Christi Long, pre-trial services supervisor for Durham County, said that the monitor had been moved from one leg to the other after Peterson complained of pain. She noted that he had previous problems with his legs unrelated to the monitor.
Sutton also said that Peterson isn't a flight risk because his bond is secured by his son's home and other family property.
"He is not in any way going to risk the home of his grandchildren and live a life of flight the rest of his days," she said.
Judge Michael O'Foghludha ruled, however, that there was no evidence that the monitoring bracelet caused a July 11 trip by Peterson to a local emergency room, where he was treated for leg pain.
Peterson said after the hearing that he was disappointed by the ruling, but he and Sutton said they would put together more medical documentation and seek another court hearing.
Durham County Assistant District Attorney Roger Echols said that Peterson already has been given a low bond for a murder case, and the other bond conditions need to remain in place to ensure public safety and that he doesn't flee the area.
Kathleen Peterson's two sisters asked O'Foghludha to return their former brother-in-law to jail if he couldn't wear the ankle monitor.

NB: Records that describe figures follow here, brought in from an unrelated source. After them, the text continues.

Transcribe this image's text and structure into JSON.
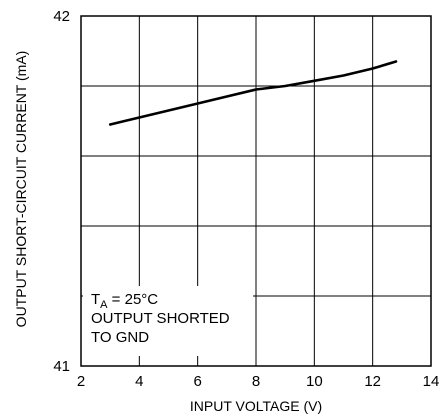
{
  "chart_data": {
    "type": "line",
    "xlabel": "INPUT VOLTAGE (V)",
    "ylabel": "OUTPUT SHORT-CIRCUIT CURRENT (mA)",
    "xlim": [
      2,
      14
    ],
    "ylim": [
      41,
      42
    ],
    "x_ticks": [
      "2",
      "4",
      "6",
      "8",
      "10",
      "12",
      "14"
    ],
    "y_ticks": [
      "41",
      "42"
    ],
    "grid": true,
    "series": [
      {
        "x": [
          3,
          4,
          5,
          6,
          7,
          8,
          9,
          10,
          11,
          12,
          12.8
        ],
        "y": [
          41.69,
          41.71,
          41.73,
          41.75,
          41.77,
          41.79,
          41.8,
          41.815,
          41.83,
          41.85,
          41.87
        ],
        "color": "#000000"
      }
    ],
    "annotation": {
      "ta_main": "T",
      "ta_sub": "A",
      "ta_rest": " = 25°C",
      "line2": "OUTPUT SHORTED",
      "line3": "TO GND"
    }
  }
}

"He's a proven danger to my family," Lori Campell said, adding that she feels unsafe because Peterson blames his in-laws for his legal troubles. "Michael's reasons for fleeing are increasing, not decreasing. If anything, he should be more closely monitored."
Candace Zamperini said Peterson threatened her in a French documentary made about the case several years ago. She became so upset that she started yelling at Peterson from the witness stand, and O'Foghludha had to tell her to lower her voice.
"You think that ankle bracelet is enough when he tries to intimidate me by film?" Zamperini said in court. "I'd like to feel safe."